From: Patrick Barron (firstname.lastname@example.org)
Sent: Thu 6/17/10 1:43 PM
To: NY Times (email@example.com)
Re: Fifteen Economists Issue Crisis-Prevention Manual
It is no surprise to Austrian school economists that Fed Chairman Ben Bernanke thinks very highly of "The Squam Lake Report", a list of recommendations by fifteen eminent economists for preventing future banking crises. The report ignores the foundation of the crisis and justifies more regulatory power that Mr. Bernanke hopes to wield. The report's tired laundry list of "fixes" will do nothing to prevent future crises, because they attack the symptoms rather than the disease. This banking crisis, like all previous ones in the last hundred years, was caused by bank credit expansion not funded by real savings. The Fed drove down the interest rate by adding reserves to the banking system. Fractional reserve banking allowed the banks to pyramid new loans onto these new reserves. Each dollar of new lending created a matching dollar of new money. This laid the foundation for the banking crisis, because at no point did the public increase real savings. It was all smoke and mirrors.
Fractional reserve banking is damaging enough when the reserves are sound, such as gold or silver, but the practice becomes most lethal when the reserves themselves are manufactured out of thin air. This is the case with all banking systems today--the banking system is allowed to expand the money supply out of thin air based upon reserves that themselves have been created out of thin air via the Fed's open market operations in which it monetizes government debt. This isn't as difficult to understand as it may sound. The Fed prints money out of thin air to buy government bonds. This money increases the money supply AND becomes reserves of the banks. Then the banks are allowed to expand the money supply, via their lending operations, by many multiples of this increase in reserves.

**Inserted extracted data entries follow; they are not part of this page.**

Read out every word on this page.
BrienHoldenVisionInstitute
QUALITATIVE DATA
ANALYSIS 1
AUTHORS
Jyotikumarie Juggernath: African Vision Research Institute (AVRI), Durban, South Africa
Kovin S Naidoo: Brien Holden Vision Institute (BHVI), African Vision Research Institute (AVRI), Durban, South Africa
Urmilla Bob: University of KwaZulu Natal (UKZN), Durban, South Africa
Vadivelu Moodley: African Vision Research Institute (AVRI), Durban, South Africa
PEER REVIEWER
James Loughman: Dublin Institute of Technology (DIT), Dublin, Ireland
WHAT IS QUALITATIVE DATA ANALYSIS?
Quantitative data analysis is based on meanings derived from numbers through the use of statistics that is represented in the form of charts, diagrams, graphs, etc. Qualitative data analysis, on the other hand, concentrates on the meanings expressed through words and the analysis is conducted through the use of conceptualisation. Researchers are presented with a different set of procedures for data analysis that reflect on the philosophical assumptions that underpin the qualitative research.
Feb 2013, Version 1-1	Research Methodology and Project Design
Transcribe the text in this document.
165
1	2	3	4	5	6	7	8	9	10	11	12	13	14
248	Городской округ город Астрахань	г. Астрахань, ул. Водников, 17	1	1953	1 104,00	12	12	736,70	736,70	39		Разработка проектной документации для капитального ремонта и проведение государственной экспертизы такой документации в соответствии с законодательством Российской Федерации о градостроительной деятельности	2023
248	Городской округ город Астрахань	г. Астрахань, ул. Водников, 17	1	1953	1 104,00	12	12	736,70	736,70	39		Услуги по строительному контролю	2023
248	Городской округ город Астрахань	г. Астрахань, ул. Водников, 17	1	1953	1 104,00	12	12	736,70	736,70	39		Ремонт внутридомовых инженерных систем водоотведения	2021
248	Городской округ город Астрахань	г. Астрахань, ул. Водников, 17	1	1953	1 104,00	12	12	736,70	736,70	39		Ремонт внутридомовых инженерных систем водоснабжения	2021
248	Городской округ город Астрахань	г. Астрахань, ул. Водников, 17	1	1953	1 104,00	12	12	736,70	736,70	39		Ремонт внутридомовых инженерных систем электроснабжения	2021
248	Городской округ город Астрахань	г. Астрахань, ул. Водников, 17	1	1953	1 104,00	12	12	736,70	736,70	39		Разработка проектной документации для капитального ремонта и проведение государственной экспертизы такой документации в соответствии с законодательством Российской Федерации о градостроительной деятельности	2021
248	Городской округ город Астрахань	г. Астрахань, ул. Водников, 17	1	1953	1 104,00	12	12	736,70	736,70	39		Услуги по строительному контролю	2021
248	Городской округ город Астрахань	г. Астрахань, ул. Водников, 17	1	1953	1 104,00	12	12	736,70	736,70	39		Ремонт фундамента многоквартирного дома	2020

If the report's recommendations are adopted, the Fed will continue to shower the world with funny money while attempting to ensure that it doesn't create another banking crisis. This is impossible. The money must go somewhere, and, since it is not representative of real savings, it will cause another crisis. Attempting to prevent a crisis through regulation of banking activity will cause what Wilhelm Ropke called "repressed inflation" and what we call "stagflation", falling production and higher prices.
The only way to stop expansion of the money supply, which is the real cause of banking crises and the boom/bust business cycle, is to stop expansion of bank reserves and end fractional reserve banking.